The Story of My Life (So Far)
Once upon a time, in 1962, I was born, and my parents named me Lauren Anne Stevens. I was their only child for about a year, and then my sister Carol was born. We lived in Oregon at that time. When I was three, we drove across the country to Massachusetts. My earliest memory comes from that trip: I remember seeing the colorfully lit signs of a motel or restaurant as we pulled into the parking lot after dark. Once we were in Massachusetts, my brother John was born, and, when I was five, my youngest brother Douglas arrived. The four of us kids did most of our growing up in Holden, Massachusetts, near the city of Worcester. My dad was a psychology professor and my mom was a nurse.
Lauren Anne, age 1, crib jumping champion. I used to bounce so hard that the crib would wiggle across the room.

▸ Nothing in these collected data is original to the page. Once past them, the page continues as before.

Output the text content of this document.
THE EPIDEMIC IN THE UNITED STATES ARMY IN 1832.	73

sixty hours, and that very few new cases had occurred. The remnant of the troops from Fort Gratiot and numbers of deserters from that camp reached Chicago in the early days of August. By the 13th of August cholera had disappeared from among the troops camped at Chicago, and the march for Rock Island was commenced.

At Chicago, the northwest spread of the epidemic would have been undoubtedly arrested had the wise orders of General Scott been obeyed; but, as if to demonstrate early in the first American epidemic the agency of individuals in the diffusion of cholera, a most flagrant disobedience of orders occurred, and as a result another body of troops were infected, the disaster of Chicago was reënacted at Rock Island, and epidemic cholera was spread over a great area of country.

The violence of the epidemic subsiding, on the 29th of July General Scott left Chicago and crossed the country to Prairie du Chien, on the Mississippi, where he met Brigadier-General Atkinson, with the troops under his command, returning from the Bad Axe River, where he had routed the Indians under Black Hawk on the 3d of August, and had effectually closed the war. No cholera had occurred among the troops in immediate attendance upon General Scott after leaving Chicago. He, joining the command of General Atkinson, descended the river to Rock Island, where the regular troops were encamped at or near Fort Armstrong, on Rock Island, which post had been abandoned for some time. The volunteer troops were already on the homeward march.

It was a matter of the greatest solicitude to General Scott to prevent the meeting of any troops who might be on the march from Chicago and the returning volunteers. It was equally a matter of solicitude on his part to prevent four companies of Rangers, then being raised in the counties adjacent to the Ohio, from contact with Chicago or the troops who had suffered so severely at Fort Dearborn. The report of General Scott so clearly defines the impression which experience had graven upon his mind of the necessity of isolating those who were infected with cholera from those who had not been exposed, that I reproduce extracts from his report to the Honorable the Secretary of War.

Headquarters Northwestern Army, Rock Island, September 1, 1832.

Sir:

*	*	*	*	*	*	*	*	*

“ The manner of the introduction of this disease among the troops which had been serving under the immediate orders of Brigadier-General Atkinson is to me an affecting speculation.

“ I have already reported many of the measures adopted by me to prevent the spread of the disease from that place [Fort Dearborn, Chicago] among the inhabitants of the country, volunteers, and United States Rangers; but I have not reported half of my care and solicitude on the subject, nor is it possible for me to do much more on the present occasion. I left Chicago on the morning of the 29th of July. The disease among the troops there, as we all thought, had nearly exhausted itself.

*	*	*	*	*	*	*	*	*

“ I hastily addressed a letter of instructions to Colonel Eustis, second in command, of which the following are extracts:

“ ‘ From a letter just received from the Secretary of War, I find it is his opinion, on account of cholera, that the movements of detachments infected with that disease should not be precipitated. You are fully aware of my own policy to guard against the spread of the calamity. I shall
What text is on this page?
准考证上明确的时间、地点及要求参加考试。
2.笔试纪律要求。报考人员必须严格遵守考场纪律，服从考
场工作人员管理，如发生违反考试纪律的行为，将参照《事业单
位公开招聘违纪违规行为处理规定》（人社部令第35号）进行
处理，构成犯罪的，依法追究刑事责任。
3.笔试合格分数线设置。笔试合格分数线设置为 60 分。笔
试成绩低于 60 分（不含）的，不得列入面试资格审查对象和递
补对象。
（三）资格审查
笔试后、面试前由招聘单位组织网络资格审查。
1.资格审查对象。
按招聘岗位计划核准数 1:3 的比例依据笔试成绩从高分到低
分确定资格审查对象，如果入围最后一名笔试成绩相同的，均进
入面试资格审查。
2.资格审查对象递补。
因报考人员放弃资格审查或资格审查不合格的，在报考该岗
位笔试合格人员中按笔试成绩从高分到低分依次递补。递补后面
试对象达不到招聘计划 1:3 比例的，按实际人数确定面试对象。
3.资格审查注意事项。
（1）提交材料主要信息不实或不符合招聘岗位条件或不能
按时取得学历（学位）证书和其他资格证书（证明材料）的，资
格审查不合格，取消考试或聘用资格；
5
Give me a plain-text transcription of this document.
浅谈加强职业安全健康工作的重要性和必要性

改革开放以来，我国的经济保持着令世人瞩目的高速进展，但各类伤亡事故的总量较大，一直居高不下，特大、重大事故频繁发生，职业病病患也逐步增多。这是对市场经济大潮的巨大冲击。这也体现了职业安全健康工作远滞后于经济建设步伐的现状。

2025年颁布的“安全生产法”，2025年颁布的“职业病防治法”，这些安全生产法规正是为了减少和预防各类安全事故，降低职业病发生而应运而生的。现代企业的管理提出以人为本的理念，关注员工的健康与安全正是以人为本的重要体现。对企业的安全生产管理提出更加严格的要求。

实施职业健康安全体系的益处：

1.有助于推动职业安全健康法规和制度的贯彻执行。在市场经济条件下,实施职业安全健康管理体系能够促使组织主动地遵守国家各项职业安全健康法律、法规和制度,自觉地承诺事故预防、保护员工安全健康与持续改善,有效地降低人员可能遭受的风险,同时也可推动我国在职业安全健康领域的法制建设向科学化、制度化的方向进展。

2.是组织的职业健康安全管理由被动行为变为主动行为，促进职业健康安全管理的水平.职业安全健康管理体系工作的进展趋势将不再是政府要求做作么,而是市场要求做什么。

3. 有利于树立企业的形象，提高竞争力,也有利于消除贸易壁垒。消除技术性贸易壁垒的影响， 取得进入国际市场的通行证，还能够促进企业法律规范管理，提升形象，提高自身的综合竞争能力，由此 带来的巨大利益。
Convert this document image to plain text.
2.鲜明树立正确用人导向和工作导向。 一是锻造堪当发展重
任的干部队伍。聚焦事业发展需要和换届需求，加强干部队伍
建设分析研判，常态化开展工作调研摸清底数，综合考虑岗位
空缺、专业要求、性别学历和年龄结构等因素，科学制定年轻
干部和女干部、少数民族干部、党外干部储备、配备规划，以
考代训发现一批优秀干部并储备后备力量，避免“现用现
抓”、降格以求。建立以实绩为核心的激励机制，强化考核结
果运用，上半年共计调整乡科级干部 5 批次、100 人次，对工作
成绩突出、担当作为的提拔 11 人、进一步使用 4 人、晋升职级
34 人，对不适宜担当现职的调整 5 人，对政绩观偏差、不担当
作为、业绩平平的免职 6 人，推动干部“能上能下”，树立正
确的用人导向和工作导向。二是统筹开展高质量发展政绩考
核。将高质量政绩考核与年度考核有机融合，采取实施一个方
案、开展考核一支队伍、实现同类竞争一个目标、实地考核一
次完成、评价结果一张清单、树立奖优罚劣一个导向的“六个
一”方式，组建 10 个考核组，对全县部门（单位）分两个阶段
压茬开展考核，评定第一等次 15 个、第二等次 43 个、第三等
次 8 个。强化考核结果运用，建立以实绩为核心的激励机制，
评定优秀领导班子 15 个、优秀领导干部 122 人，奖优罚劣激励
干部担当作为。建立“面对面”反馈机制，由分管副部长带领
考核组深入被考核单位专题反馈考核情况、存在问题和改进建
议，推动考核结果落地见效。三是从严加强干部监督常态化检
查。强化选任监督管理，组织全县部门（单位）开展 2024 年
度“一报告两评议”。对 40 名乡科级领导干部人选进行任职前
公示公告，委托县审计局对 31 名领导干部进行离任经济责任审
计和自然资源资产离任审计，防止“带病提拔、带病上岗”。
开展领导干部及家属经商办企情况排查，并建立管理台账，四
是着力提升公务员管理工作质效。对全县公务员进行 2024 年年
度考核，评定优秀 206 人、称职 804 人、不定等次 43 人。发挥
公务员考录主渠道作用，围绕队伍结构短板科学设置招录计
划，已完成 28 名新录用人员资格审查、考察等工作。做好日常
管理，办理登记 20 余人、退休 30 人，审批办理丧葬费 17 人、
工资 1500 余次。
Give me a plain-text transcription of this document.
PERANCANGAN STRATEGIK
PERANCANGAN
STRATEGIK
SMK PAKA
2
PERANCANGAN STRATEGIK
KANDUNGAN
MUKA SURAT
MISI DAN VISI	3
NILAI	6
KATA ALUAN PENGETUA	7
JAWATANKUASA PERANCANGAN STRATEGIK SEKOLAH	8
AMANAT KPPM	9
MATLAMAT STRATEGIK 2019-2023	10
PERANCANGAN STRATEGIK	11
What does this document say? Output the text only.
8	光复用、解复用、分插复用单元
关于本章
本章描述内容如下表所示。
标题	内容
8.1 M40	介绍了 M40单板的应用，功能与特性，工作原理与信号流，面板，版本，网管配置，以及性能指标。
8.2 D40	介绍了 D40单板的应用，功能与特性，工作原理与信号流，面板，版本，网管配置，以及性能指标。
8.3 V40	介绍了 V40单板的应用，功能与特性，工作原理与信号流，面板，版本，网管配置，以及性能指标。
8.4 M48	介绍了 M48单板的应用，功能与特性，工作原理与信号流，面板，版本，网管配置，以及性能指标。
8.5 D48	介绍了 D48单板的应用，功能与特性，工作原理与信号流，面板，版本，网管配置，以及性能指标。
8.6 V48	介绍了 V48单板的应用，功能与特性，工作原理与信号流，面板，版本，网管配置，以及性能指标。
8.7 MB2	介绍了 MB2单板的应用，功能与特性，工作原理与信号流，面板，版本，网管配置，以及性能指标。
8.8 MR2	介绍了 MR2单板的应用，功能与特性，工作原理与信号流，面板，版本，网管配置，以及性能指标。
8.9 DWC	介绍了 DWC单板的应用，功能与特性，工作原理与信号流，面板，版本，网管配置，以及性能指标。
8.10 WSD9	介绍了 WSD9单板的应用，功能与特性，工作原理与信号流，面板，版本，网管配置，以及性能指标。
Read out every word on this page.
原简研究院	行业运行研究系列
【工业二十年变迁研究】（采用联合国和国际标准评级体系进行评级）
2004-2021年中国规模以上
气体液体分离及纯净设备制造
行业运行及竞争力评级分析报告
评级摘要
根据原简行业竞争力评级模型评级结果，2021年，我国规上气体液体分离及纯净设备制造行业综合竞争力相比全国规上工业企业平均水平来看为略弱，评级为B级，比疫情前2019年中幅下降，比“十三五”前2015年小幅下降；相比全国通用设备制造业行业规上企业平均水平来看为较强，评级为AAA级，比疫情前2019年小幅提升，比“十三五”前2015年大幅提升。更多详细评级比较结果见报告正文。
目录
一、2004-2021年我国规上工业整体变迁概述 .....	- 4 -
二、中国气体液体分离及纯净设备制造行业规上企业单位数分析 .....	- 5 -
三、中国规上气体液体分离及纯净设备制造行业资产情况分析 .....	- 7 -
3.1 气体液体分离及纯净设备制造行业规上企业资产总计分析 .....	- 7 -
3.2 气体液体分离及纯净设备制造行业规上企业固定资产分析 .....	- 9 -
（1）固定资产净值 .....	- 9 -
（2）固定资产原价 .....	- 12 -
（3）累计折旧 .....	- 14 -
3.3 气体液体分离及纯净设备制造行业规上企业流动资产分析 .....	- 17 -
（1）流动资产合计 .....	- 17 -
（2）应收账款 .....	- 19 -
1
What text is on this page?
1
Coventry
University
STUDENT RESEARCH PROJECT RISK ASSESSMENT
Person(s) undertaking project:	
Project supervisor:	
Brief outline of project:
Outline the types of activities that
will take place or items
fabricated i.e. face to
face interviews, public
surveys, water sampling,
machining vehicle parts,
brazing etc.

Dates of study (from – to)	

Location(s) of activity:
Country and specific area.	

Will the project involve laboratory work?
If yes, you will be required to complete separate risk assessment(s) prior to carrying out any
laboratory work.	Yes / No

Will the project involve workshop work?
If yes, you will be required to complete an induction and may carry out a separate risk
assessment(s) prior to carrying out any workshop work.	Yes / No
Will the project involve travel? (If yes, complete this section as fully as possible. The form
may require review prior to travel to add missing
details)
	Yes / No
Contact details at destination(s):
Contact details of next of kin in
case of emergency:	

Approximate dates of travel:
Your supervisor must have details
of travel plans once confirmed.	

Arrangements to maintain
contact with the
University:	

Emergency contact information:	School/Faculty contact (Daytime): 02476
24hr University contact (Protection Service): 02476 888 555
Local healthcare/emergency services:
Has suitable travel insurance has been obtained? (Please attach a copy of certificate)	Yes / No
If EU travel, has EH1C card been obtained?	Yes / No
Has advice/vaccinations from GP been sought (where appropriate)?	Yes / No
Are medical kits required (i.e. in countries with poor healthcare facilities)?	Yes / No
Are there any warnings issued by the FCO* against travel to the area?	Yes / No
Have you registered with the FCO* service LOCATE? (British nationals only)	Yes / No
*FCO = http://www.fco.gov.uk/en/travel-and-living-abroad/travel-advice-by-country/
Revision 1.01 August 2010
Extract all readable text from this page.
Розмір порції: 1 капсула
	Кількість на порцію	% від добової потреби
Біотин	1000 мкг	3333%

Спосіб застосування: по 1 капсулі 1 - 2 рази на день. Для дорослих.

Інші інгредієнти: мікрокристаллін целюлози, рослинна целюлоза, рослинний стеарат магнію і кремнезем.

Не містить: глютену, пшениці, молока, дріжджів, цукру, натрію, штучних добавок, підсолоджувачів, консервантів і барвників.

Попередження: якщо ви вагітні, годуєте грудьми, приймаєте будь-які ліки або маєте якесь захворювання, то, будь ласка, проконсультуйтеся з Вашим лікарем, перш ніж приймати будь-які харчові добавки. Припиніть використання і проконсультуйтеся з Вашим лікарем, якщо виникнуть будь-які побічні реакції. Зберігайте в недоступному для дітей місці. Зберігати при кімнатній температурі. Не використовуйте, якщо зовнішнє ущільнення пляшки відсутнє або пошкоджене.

Age 2, on the front steps of our house in Eugene, Oregon.
That’s me on the left, and my sister on the right. She’s a year younger than me, but has almost always been taller than me. I’m still taller than her here!
When I was eight and when I was ten, my family lived for a year in the Netherlands. We went to Dutch schools and both times I became fluent in Dutch. Unfortunately, I have forgotten most of what I learned, except how to count (een, twee, dree) and basic phrases like “My name is Lauren” (Ik heet Lauren) and “I like it” (Ik leuk).
The four of us in the Netherlands.
I always liked school, and I was pretty good in every subject. I loved to read and wrote a lot of stories and poems, but I enjoyed math and science, too. When I went to college, at Mount Holyoke College, I focused on math, though I took lots of courses in English and creative writing. Then I went to Clark University to get a masters degree in English. All in all, I was in school for twenty years.
I always thought I would grow up to be a teacher, and when I was at Clark University I taught English and composition classes. But I also got interested in the publishing business, and in 1988 I moved to New York to work in the editorial department of a children’s book publisher. I worked as an editor for eighteen years, helping writers and illustrators to make their books as good as they could be. I was also writing my own books and getting them published. Finally in 2006 I decided to spend all my time writing.
I live in Brooklyn with my wonderful husband, Robert, who is an English professor, a poet, and a musician, and our son, Owen, who is ten and a real whippersnapper of a kid. We live near a park where we can ride our bikes, play baseball, go for walks, and even cross-country ski, when there is snow.
So that’s the story of my life so far. What will the next chapter be?